Technology advancements required to scale-up alternative energy sources to meet massive and growing global electricity demand will most certainly continue to develop.

Many great ideas are being considered, and nanotechnology research offers new frontiers – but it is vital to recognize that large-scale advances will require invention, new materials, substantial investment and well-considered policy to foster private sector, cost-competitive solutions.

Markets have and will continue to weigh heavily on commercial deployment.

Policy for Security

Alternate energies represent only a small percentage of today’s energy mix, not because of lack of political will or subsidies, but instead because of the fundamentals of economics, kinetics, thermodynamics and technology. Policies (and policy makers) that attempt to overly accelerate these limiting fundamentals have fallen, and will continue to fall short.

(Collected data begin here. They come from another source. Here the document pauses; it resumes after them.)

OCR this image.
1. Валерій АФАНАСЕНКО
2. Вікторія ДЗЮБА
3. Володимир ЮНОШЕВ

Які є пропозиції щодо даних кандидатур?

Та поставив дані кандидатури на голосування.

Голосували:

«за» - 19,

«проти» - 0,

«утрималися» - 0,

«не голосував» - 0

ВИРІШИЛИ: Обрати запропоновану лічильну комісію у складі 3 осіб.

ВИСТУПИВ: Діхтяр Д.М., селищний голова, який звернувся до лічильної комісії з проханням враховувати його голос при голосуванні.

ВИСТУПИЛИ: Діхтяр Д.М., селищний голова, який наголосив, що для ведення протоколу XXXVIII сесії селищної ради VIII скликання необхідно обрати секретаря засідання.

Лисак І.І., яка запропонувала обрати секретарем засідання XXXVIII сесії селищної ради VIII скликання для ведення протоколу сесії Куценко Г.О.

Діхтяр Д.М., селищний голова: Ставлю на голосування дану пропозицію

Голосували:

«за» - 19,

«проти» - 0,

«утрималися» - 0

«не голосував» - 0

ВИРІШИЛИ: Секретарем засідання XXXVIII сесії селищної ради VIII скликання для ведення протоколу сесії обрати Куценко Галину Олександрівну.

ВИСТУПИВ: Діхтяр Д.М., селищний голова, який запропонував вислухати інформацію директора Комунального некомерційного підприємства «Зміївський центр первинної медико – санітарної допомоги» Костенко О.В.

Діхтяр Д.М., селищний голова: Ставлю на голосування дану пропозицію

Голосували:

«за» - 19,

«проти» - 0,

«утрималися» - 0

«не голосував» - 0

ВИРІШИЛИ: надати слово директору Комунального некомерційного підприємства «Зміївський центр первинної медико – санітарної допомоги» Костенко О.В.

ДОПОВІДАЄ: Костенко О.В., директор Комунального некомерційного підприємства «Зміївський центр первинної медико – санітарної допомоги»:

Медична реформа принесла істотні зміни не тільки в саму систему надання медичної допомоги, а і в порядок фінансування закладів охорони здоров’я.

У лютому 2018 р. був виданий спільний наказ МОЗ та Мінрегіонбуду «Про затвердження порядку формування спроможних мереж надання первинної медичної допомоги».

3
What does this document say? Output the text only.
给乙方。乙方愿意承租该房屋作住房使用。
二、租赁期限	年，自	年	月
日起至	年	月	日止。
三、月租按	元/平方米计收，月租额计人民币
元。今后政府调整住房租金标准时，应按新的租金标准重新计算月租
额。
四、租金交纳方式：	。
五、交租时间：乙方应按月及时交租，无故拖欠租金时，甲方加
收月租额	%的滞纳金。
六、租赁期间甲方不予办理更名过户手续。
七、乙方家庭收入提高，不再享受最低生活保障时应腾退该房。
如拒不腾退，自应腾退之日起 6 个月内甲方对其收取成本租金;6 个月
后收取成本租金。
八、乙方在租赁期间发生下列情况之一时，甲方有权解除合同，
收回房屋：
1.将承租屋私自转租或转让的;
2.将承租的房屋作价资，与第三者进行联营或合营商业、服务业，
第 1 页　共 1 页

In terms of energy policy, energy security should not be confused with energy independence, which hints of unhealthy nationalism. Secure energy is affordable, available, reliable and clean.

A global international energy roadmap to achieve security will:

  • Address energy efficiency and infrastructure.
  • Diversify fuel options.
  • Integrate energy, economy and the environment into policy.
  • Strengthen global energy trade and investment.
  • Broaden dialogue between developing and developed nations.
  • Enable global work force balancing opportunities.

If a price is to be set on carbon, it must be transparent, predictable, reasonably stable and coordinated among major developing and developed nations, especially in terms of wise use of carbon-derived revenues. Cap-and-trade schemes struggle to meet any of these criteria; a carbon tax comes closer.


The challenges facing the world are great. Wise leaders will build technological, scientific, economic, political, cultural and social bridges, remove walls that inhibit progress, embrace scientific debate and create policy that is guided, but not dictated, by scientific forecasts.

I am confident that visionaries will rise to meet these challenges – and among these will be geoscientists! That thought motivates me daily.